Structural Decision Framework: Which Structure is Appropriate?

Choose an LLP if:

  • The fund targets foreign institutional capital — global LPs prefer the statutory clarity and familiar LP structure of an LLP over the Indian Trust Act framework;
  • The fund is a Category III AIF — the LLP eliminates Indeterminate Trust litigation risk and provides a more defensible tax position;
  • Long-term continuity is a priority — LLP structure is independent of specific Trustee company licences and is not exposed to regulatory changes affecting Trustee entities; and
  • GIFT City / IFSC domicile is planned — the 2026 Bill specifically eases foreign currency operations and governance requirements for IFSC-based LLPs.

Choose a Trust if:

  • Privacy is a paramount concern — Trust beneficiary lists are not subject to public ROC filing requirements;
  • Speed of establishment is critical — for domestic-only funds with established SEBI relationships, the Trust remains the fastest path to registration and first close; and
  • The fund is small and domestic — the annual compliance and ROC filing burden of an LLP is marginally higher than that of a Trust for smaller fund sizes.

 

QVSCL Advisory Verdict

The Corporate Laws (Amendment) Bill, 2026 and the Finance Act, 2026, in combination, resolve the two

structural objections that historically kept the LLP as a secondary choice for Indian AIF formation.

 

For new funds targeting foreign capital, planning GIFT City operations, or structured as Category III

vehicles, the LLP is now the structurally superior and more future-proof option.

 

For existing Trust-based AIFs, the conversion framework creates a viable — though not yet fully

codified — pathway to migrate. Fund managers should initiate structural reviews now and engage

tax counsel on the Section 47 position ahead of JPC finalisation.

 

The 2026 amendments have given the LLP the institutional credibility it was previously missing.

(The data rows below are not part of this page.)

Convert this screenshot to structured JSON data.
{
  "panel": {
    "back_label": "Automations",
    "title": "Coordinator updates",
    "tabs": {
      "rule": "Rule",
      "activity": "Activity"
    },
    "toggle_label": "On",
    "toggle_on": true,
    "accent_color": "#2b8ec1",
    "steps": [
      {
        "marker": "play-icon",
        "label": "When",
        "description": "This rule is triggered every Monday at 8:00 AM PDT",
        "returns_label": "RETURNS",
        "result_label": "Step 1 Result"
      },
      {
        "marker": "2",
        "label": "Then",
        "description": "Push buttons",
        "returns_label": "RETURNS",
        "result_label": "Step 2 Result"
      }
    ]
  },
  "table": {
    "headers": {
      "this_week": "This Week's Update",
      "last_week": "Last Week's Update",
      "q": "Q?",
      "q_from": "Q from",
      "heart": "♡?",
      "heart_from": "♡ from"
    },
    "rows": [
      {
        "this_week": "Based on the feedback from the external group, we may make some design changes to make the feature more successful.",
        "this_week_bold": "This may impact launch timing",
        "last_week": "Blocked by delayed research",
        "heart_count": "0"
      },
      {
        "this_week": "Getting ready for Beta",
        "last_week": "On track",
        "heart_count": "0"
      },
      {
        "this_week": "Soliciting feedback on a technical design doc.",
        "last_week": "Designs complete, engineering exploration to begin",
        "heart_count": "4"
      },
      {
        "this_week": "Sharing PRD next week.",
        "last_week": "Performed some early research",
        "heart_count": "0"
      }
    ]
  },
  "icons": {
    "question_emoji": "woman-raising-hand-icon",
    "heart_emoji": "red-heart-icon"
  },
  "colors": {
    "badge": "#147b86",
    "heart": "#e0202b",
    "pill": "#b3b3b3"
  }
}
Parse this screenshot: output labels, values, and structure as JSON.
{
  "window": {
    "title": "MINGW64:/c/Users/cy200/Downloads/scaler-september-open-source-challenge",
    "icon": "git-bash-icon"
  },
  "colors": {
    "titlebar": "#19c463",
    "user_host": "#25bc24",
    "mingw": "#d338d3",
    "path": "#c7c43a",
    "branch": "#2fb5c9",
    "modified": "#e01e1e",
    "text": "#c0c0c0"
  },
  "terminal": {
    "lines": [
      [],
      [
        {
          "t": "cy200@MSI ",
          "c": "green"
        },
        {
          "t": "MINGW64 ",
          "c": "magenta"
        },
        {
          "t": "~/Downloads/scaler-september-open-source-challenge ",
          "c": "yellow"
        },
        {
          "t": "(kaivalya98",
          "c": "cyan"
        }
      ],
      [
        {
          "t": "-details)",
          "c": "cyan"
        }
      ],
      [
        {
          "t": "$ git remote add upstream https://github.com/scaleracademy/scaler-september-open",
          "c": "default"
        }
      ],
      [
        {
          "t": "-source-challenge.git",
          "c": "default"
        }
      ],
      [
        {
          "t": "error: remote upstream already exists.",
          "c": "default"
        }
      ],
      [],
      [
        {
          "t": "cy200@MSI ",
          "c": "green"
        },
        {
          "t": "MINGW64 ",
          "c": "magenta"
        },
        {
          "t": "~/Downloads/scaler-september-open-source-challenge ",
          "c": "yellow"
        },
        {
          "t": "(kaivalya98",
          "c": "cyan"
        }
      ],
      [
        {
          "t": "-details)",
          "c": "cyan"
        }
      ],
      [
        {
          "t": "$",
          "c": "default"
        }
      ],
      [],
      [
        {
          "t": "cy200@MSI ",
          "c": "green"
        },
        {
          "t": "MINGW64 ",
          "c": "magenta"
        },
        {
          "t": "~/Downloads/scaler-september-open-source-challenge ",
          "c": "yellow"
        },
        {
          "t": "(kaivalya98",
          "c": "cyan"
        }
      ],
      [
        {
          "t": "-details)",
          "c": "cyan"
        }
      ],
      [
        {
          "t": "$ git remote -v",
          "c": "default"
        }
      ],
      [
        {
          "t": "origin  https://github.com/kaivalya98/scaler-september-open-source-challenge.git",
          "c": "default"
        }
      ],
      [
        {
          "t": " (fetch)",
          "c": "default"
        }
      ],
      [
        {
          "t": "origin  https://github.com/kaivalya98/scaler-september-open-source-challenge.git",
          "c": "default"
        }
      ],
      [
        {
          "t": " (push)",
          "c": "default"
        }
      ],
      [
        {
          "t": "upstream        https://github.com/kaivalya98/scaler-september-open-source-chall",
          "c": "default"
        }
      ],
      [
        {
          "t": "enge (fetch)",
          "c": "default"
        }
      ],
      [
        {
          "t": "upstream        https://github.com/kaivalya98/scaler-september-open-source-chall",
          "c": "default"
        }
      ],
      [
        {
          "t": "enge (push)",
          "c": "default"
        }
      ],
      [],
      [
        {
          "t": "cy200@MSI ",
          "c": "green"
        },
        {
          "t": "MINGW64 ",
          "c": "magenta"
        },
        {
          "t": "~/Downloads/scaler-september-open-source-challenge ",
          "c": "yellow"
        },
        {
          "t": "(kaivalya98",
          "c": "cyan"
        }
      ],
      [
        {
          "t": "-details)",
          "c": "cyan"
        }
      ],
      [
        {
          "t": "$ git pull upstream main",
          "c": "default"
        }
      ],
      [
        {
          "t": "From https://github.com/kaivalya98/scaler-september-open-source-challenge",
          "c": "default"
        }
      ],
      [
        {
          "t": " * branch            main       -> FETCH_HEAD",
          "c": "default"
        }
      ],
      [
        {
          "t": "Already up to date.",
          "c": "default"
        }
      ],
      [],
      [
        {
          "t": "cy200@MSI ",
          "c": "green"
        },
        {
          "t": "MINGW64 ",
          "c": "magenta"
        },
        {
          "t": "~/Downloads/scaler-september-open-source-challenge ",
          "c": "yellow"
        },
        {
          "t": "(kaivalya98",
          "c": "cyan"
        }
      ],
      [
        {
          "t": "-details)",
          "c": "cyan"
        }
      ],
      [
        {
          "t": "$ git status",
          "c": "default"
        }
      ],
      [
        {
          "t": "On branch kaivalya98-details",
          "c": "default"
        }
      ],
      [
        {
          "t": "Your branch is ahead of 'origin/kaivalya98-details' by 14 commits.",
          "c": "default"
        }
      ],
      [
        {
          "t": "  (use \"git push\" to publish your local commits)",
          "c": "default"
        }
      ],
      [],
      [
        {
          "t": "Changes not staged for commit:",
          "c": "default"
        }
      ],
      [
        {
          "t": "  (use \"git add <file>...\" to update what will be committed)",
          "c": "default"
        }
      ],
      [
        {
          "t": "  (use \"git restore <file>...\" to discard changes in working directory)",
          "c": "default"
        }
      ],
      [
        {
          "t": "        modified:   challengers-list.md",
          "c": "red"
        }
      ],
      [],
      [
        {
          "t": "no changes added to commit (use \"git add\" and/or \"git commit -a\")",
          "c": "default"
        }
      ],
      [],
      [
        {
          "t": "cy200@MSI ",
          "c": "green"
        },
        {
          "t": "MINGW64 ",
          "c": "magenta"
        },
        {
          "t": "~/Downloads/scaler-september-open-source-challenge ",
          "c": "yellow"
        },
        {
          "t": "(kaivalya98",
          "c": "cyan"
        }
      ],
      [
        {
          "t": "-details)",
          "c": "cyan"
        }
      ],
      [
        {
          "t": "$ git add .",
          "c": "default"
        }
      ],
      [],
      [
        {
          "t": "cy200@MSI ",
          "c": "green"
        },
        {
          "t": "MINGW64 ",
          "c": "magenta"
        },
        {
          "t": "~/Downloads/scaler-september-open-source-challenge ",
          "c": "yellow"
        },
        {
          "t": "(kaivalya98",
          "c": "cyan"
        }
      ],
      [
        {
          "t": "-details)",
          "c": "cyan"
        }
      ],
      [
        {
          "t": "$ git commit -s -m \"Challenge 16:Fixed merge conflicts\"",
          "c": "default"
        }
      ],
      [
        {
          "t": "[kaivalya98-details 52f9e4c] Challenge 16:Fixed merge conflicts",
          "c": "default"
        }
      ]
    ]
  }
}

The question for fund managers is no longer whether the LLP is viable — it is whether the Trust

continues to offer sufficient advantages to justify foregoing LLP’s structural benefits.

 

This article is prepared by QV Strategic Consulting LLP (QVSCL) for informational and institutional client purposes only. It does not constitute legal, tax, or investment advice. QVSCL is not registered as an investment adviser or fund manager under SEBI regulations. Readers should seek independent professional advice before making structural or investment decisions. All regulatory references are as of March 24, 2026.